In this regard, it must be noted that subsection 602.19(10) of the CARs states: "No person shall conduct or attempt to conduct a take-off or landing in an aircraft until there is no apparent risk of collision with any aircraft, person, vessel, vehicle, or structure in the take-off or landing path." [Emphasis added.]

Captain Hemingson made the required and customary radio calls on the Prince Albert mandatory frequency. He established situational awareness by maintaining a listening watch on the radio frequency, and by visually locating the C 150 aircraft as it was overhead the airfield and about to turn downwind. He then heard the pilot of the C 150 say that he was on base leg, and that he had the Hawker in sight. At this point Captain Hemingson would have turned his aircraft to line up with the runway for take-off, and would no longer be able to see the C 150. However the responsibility for "see and avoid" now clearly rested with the pilot of the C 150 XLB.

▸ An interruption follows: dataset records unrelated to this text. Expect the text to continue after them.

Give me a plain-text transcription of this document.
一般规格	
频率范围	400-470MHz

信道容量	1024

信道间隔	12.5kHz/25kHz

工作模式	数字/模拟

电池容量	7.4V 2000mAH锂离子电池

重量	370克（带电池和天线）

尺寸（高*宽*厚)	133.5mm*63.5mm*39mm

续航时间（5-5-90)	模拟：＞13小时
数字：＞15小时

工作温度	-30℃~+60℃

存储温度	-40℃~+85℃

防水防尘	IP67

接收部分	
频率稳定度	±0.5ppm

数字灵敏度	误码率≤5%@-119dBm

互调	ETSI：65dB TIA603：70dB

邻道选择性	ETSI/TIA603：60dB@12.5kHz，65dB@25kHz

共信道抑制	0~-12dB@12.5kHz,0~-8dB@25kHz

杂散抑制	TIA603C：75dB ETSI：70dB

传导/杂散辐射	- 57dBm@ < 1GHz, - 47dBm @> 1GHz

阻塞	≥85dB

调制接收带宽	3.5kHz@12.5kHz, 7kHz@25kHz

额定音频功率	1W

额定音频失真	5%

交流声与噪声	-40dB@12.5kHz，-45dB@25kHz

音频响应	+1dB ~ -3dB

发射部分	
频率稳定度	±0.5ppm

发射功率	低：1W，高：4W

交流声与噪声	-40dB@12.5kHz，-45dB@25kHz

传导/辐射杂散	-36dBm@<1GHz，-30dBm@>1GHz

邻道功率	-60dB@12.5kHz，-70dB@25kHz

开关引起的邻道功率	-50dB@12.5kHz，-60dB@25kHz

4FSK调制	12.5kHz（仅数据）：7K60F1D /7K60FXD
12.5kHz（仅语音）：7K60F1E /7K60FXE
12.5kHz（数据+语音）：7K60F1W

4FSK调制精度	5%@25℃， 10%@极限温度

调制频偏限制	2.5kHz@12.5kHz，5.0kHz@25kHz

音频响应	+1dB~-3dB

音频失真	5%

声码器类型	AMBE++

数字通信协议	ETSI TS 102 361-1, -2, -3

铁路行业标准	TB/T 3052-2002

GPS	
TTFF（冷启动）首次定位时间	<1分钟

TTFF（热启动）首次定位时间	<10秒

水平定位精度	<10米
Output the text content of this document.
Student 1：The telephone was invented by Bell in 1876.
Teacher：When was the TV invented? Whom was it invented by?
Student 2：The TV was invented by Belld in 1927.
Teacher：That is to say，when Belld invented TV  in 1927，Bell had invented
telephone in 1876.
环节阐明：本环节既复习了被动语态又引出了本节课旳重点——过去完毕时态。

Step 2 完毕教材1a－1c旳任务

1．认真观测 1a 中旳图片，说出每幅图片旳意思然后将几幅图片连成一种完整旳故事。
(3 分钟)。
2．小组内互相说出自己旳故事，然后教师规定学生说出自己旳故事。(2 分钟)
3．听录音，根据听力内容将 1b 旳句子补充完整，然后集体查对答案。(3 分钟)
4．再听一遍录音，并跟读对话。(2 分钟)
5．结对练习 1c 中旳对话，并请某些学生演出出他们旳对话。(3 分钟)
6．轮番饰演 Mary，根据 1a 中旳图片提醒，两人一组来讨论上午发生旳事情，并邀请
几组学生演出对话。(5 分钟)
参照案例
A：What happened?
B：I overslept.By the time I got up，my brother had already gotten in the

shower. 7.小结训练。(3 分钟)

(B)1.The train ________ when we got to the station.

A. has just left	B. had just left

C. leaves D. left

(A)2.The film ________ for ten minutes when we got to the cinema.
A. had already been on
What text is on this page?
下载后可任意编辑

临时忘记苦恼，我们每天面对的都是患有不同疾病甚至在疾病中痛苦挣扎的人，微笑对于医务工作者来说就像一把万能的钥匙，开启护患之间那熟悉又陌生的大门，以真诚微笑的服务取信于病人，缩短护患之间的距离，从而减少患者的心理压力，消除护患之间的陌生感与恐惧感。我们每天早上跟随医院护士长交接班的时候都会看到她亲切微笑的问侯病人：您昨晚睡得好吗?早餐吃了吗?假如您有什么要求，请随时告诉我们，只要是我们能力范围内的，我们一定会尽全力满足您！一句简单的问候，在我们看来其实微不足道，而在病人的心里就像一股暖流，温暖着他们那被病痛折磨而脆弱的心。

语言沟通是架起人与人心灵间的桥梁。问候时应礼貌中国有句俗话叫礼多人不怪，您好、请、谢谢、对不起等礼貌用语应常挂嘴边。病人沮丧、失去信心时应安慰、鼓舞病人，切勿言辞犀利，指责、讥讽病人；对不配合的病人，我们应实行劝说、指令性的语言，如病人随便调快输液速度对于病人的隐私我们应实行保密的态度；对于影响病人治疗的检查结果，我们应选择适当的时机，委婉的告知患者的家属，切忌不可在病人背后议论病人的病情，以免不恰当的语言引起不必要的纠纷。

When Captain Hemingson heard the radio transmission from XLB "You've got a 150 landing over you", he immediately radioed the FSS asking "Is he overshooting or what's he doing?" The FSS radio operator replied, "No he's right on top of you, you'd better hold your position." Captain Hemingson then said, "Okay 736 is going back to the button here. Hey he said he had us in sight, I thought he was extending." The FSS radio operator said, "Yeah that's what I thought too."

There is no doubt that a contravention of the CARs took place here. The essential question is just who was at fault?

I am not persuaded that the Minister has proven that Captain Hemingson contravened subsection 602.19(7) of the CARs. The monetary penalty of $250 is dismissed.